Exile and Love

“To be rooted is perhaps the most important and least recognized need of the human soul,” writes Edward Said. He defines exile as an unhealable rift, a forced separation between a person and their native place, between the self and its true home. 

Perhaps this is why it becomes almost instinctive for a refugee to fall in love with profound vulnerability. A refugee will not merely love you as a person but as the embodiment of a forbidden homeland. Love, then, is not only personal, it is homecoming.

I understand that being at the receiving end of such devotion can feel overwhelming, even scary... but I am more afraid of homelessness. I am afraid of the never ending dwelling.

ولكني تعبت من السفر

Again, in the words of Said: “What is true of all exile is not that home and love of home are lost, but that loss is inherent in the very existence of both". And so, a refugee loves you with an intensity shaped by the undeniable knowledge of loss, a love that is always aware it could vanish, because it was born from absence in the first place. This love does not measure what you give; it exists in spite of it. It endures, not because it is fed, but because it remembers what it means to have nothing. And so, a refugee loves you not for what you offer, but simply because they can.

لكنه الإبحار دون سفينةٍ
وشعورنا ان الوصول محال

Exile never becomes entirely normal. It always contains the potential to destabilize the self again. And so, Edward Said quotes Hugo of St. Victor: "The tender soul has fixed his love on one spot in the world, the strong man has extended his love to all places, the perfect man has extinguished his".

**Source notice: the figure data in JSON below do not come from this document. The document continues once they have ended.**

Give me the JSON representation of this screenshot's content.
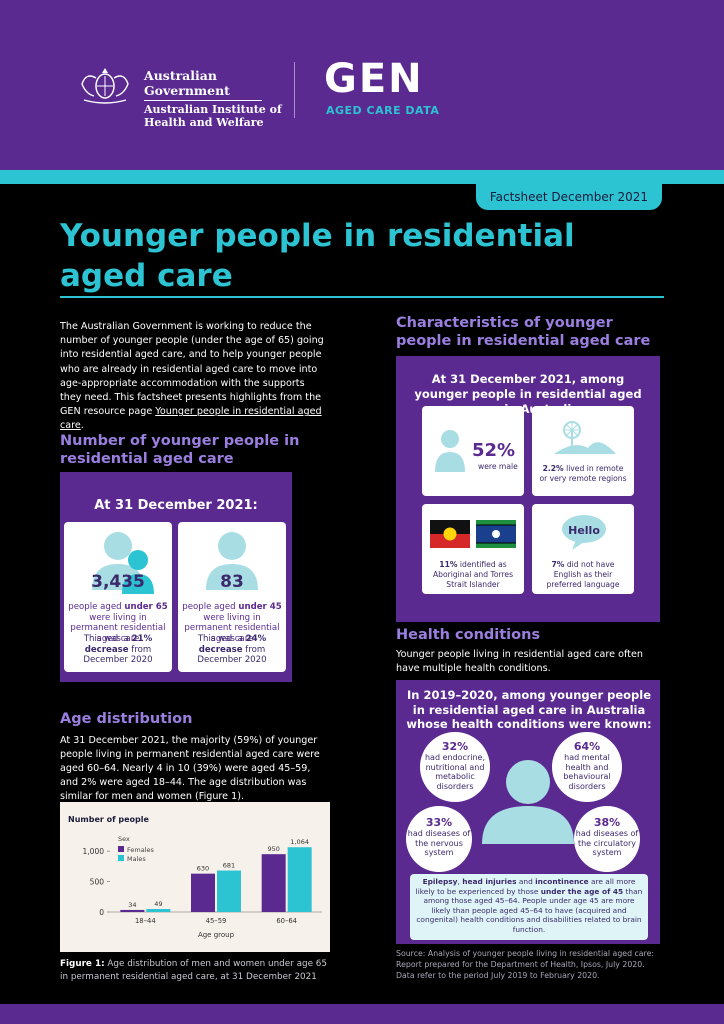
{
  "header": {
    "gov_line1": "Australian Government",
    "gov_line2": "Australian Institute of",
    "gov_line3": "Health and Welfare",
    "gen": "GEN",
    "gen_sub": "AGED CARE DATA"
  },
  "badge": "Factsheet December 2021",
  "title": "Younger people in residential aged care",
  "intro": {
    "text": "The Australian Government is working to reduce the number of younger people (under the age of 65) going into residential aged care, and to help younger people who are already in residential aged care to move into age-appropriate accommodation with the supports they need. This factsheet presents highlights from the GEN resource page ",
    "link": "Younger people in residential aged care",
    "end": "."
  },
  "number_section": {
    "heading": "Number of younger people in residential aged care",
    "box_title": "At 31 December 2021:",
    "card1": {
      "value": "3,435",
      "pre": "people aged ",
      "bold": "under 65",
      "rest": " were living in permanent residential aged care",
      "change_pre": "This was a ",
      "change_bold": "21% decrease",
      "change_post": " from December 2020"
    },
    "card2": {
      "value": "83",
      "pre": "people aged ",
      "bold": "under 45",
      "rest": " were living in permanent residential aged care",
      "change_pre": "This was a ",
      "change_bold": "24% decrease",
      "change_post": " from December 2020"
    }
  },
  "age_section": {
    "heading": "Age distribution",
    "text": "At 31 December 2021, the majority (59%) of younger people living in permanent residential aged care were aged 60–64. Nearly 4 in 10 (39%) were aged 45–59, and 2% were aged 18–44. The age distribution was similar for men and women (Figure 1).",
    "figure_label": "Figure 1:",
    "figure_caption": " Age distribution of men and women under age 65 in permanent residential aged care, at 31 December 2021"
  },
  "chart_data": {
    "type": "bar",
    "title": "",
    "ylabel": "Number of people",
    "xlabel": "Age group",
    "legend_title": "Sex",
    "categories": [
      "18–44",
      "45–59",
      "60–64"
    ],
    "series": [
      {
        "name": "Females",
        "color": "#5b2a91",
        "values": [
          34,
          630,
          950
        ],
        "labels": [
          "34",
          "630",
          "950"
        ]
      },
      {
        "name": "Males",
        "color": "#2cc3d3",
        "values": [
          49,
          681,
          1064
        ],
        "labels": [
          "49",
          "681",
          "1,064"
        ]
      }
    ],
    "yticks": [
      0,
      500,
      1000
    ],
    "ytick_labels": [
      "0",
      "500",
      "1,000"
    ],
    "ylim": [
      0,
      1150
    ],
    "grid": false,
    "legend_position": "top-left"
  },
  "characteristics": {
    "heading": "Characteristics of younger people in residential aged care",
    "box_title": "At 31 December 2021, among younger people in residential aged care in Australia:",
    "male_value": "52%",
    "male_text": "were male",
    "remote_value": "2.2%",
    "remote_text": " lived in remote or very remote regions",
    "indigenous_value": "11%",
    "indigenous_text": " identified as Aboriginal and Torres Strait Islander",
    "language_bubble": "Hello",
    "language_value": "7%",
    "language_text": " did not have English as their preferred language"
  },
  "health": {
    "heading": "Health conditions",
    "intro": "Younger people living in residential aged care often have multiple health conditions.",
    "box_title": "In 2019–2020, among younger people in residential aged care in Australia whose health conditions were known:",
    "c1_pct": "32%",
    "c1_text": "had endocrine, nutritional and metabolic disorders",
    "c2_pct": "64%",
    "c2_text": "had mental health and behavioural disorders",
    "c3_pct": "33%",
    "c3_text": "had diseases of the nervous system",
    "c4_pct": "38%",
    "c4_text": "had diseases of the circulatory system",
    "note_b1": "Epilepsy",
    "note_t1": ", ",
    "note_b2": "head injuries",
    "note_t2": " and ",
    "note_b3": "incontinence",
    "note_t3": " are all more likely to be experienced by those ",
    "note_b4": "under the age of 45",
    "note_t4": " than among those aged 45–64. People under age 45 are more likely than people aged 45–64 to have (acquired and congenital) health conditions and disabilities related to brain function."
  },
  "source": "Source: Analysis of younger people living in residential aged care: Report prepared for the Department of Health, Ipsos, July 2020. Data refer to the period July 2019 to February 2020.",
  "colors": {
    "purple": "#5b2a91",
    "teal": "#2cc3d3",
    "lilac": "#9b7fe0",
    "light_teal": "#a8dde4"
  }
}
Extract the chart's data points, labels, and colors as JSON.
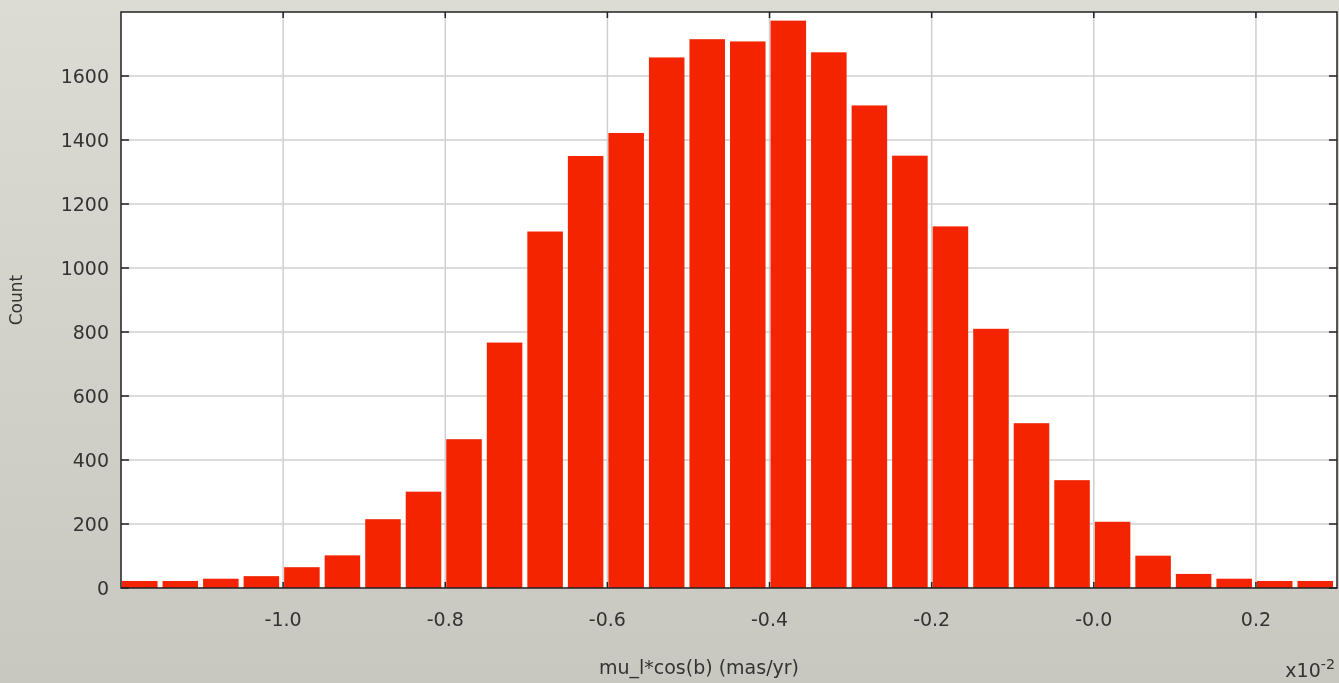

Thank God, I am no man. I am not even a tender soul because everywhere I go, I am brutally reminded that I do not belong. Every place I love, does not return this love back. My love is not fixed on one spot but not because it is extinguished, not because I am strong or perfect. It is because it is unrequited.

هو هذه الكف التي تغتالنا
ونُقَبِّلُ الكَفَّ التي تَغْتالُ

Common area at the Ithaka Raml Hostel in Alexandria City, June 2025. 

A Companion reading to this piece is But I felt it anyway

What happened at the Ithaka Hostel in Alexandria

Nothing which was quite everything. 

There is no grand story behind the hostel itself, only the weight of the name it carries. 

The story of "Ithaka" comes from Homer's epic poem The Odyssey.  Ithaka is the homeland of Odysseus, the hero of the Odyssey. After the Trojan War, Odysseus spends ten years trying to return to Ithaka, facing monsters, gods, temptations, and countless detours.

I learned of this as I was checking into the hostel at 9:30 PM after a two-hour bus ride from Cairo to Alexandria. The circumstances of the trip shall remain concealed for now. 

I was overburdened, heartbroken, and dirty. I didn’t have the energy to receive the kindness and hospitality of the check-in agent. I was too drained to even fake a perfunctory smile. Yet, I smirked upon hearing the tale; there is a generative force in irony. 

Ten years in exile made up an epic. What are we to make of 76 years and counting... amidst a genocide? 

I too have faced monsters, gods and temptations. My entire life has been a never ending detour. But I neither know the way home nor am I propelled by a waiting love like Penelope's. 

The agent went on: "It’s a metaphor. Wherever you go, nothing ever really takes the place of home."

I was no longer amused by the conversation. I finished the check-in process, took my keys and joined the introductory tour absent-mindedly. 

I sat on the lower bunk, my designated space in a girls' dormitory, and burst into tears for no other reason than to relieve some of the compounded pain I was carrying. 

Then I remembered, I was in Alexandria for the first time in my life. I wiped my tears, rinsed my face, and readied myself to be welcomed by the humid breeze off the Mediterranean. 

I stepped into the bustling streets,  busy with all sorts of noise and randomness and I walked aimlessly. I was trying to pass the time until he arrives. You see, I was meeting someone.  

No, it was not a love story though it had all the makings of one. It was something quieter, more human, more primitive: a story about the desire of not wanting to be alone.